Sherlock hummed a little, and then the water sang as he sat up to embrace John. Even though his partner was soaking wet, and he should be complaining, the doctor couldn't find it in him to be even the slightest bit annoyed.
"I was thinking, Sherlock. While I was gone – I can't even imagine how hard this has been for you. All of it. You have a whole lifetime of struggle behind you that I couldn't even think of enduring. I've always been confident enough in myself: I'm not the best, but at least I felt comfortable in my body. Sometimes I feel guilty about all the people I couldn't save, but I can live with that. I've been shot at, but that's something I can face. I couldn't imagine living every day with the enemy inside of you, with every part of you feeling wrong. And I can't pretend to understand, Sherlock, I can't, or act as if I can empathize with what has happened to you, because I will never have that experience. But I want to let you know that you don't have to hide these things from me. I won't pretend to know what it's like, but I won't tell you that it's wrong to be upset about them, either. What happened tonight won't happen again. I promise." He wrapped his arms around Sherlock's soaking body, one of his hands snaking its way around the mess of wet curls that he loved so much. Suddenly he realized that Sherlock was shaking – Sherlock was crying.

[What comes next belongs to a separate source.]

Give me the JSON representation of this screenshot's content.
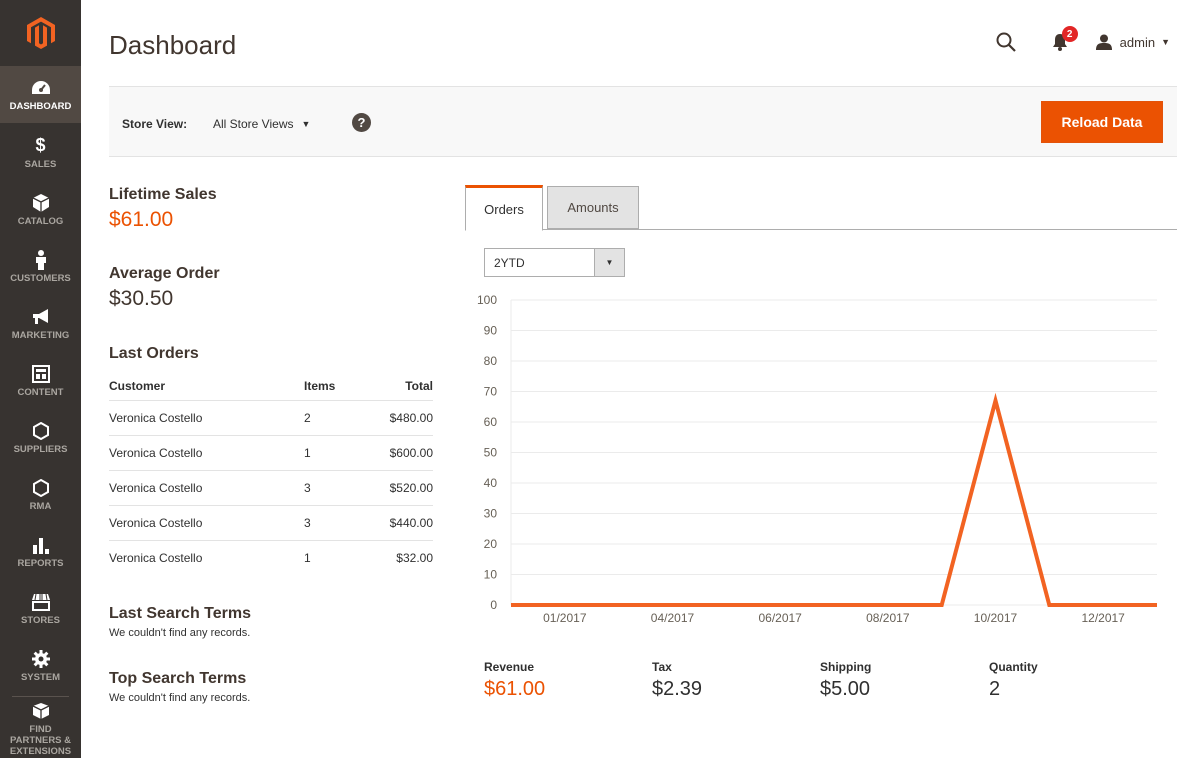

"It's okay," he whispered, running his hand up and down the expanse of the detective's smoothly muscled back. "I'm here for you."
Sherlock remained silent, not even acknowledging his tears. When he finally spoke, his voice was steady from all his practice at being untouchable. "I know it's irrational, but I thought you were going to leave tonight. I comforted myself by telling myself that you had promised not to leave, but humans are fickle and their promises mean little. Even yours, as much as I respect you. But you'd left your phone. You never would have left your phone if you were leaving for good. So thank you for leaving your phone."
John smiled a little, stroking Sherlock's hair. He knew what the phrase really meant: thank you for not leaving me, and thank you for not calling me a freak, and thank you for not doing what all the others have done and just abandoning me for being different. "If I thought it would reassure you, I'd handcuff myself to you. Then you would know that I'm never going to leave for good unless you ask me to."
"Mycroft was right, you know," his partner said, a hint of a smile in his voice.
"You're very loyal, very fast."
John laughed. The thought of Mycroft replaying their first meeting for a petulant Sherlock was amusing beyond belief. Then he rested his head on Sherlock's shoulder, pressing a kiss to the wet skin behind his lover's ear. "Call it a character flaw."
"I'd call it a character strength instead," Sherlock murmured. "You have many of those."